A business attorney can also help you see the full picture of what is happening. In some scenarios, the issue may be that you are not properly understanding the full implications of what the other party is trying to do.
One good example of this sort of clarification is a car accident case. Unfortunately, car accidents are common enough that many of us have been in a car accident in our lifetimes. When you get into a car accident, you are often forced into negotiations with an insurance company (either your insurance provider or the insurance provider of the at-fault party who caused the accident). Upon first reaction, many people simply say that they just want to get their car fixed. In response, the insurance company will enthusiastically cover the cost of your car repairs, as they are required to do so by law. They will often pose their agreement to fix your car in exchange for settling your entire case. However, what a person may not consider at first is that they are also entitled to claims against the insurance company to cover other expenses caused by the accident, such as their medical costs.
If the person in the car accident scenario accepts immediate settlement in exchange for their car repairs, they may be fine in the short-term. However, two months or even six months down the line, they often start to feel the real medical effects of the accident. Maybe their lower-back starts hurting, or they start experiencing headaches or neck pain.

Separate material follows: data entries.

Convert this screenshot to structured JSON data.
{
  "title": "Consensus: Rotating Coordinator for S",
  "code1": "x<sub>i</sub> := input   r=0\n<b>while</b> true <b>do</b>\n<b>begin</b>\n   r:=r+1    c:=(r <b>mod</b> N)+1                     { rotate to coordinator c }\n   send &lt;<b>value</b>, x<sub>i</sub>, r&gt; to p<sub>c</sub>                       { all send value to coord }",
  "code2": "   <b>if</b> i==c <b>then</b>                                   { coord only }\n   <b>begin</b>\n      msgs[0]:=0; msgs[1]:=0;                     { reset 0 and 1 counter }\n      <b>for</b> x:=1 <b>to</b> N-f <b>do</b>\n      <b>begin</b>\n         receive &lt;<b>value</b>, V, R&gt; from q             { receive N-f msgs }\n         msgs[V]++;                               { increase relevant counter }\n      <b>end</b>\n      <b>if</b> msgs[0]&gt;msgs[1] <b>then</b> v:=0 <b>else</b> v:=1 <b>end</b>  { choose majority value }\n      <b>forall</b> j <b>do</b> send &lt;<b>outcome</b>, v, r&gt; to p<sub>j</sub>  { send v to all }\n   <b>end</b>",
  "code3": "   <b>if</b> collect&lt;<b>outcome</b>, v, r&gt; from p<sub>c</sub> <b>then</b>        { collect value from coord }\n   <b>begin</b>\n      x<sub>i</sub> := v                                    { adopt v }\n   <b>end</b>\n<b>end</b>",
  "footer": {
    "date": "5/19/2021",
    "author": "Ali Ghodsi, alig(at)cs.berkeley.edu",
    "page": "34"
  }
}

In that scenario, if the person already settled their case with the insurance company, they cannot then go back to the insurance company for additional money. They have already settled the case, saying that the car repair costs were the full and complete damages you had a right to seek from the insurance company. That person would quickly find themselves stuck paying for all medical bills resulting from the car accident.
The same thing is true of a breach of contract case. You have one shot at getting all of your damages addressed and taken care of. This makes it especially important for you to seek a full and complete settlement, rather than a bare-minimum settlement. My firm works with clients to ensure that they seek what they are actually entitled to in damages the first time, and to keep them from jumping the gun on signing away their rights to future claims.
Should I Try to Settle My Business Dispute Outside of Court? Should I Avoid Litigation if Possible?
If possible, you should absolutely try to avoid litigation and settle business disputes out of court. The last thing we want is to take a client through a full-blown lawsuit if it is at all avoidable. Lawsuits are extremely expensive, and can also be very painful and very stressful. To avoid putting our clients through the expense, pain, and stress of a lawsuit, we always try to settle out of court before we pursue litigation. However, even considering those things, we will not refuse to go to court if it means settling for less than is necessary.
Now, sometimes a decision to settle is a matter of simple math. For instance, it doesn’t make sense to spend $50,000 pursuing litigation instead of just paying a $20,000 settlement. Those are the types of business decisions that need to be made under careful consideration and counsel. An experienced, trustworthy attorney is essential to this process. We will walk you through all of the decisions involved in your case, and give you multiple courses of action that you can choose to pursue.
Our goal is to put you in the driver’s seat. We want to give you all the information necessary to make an informed decision about how you would like to proceed in any given dispute.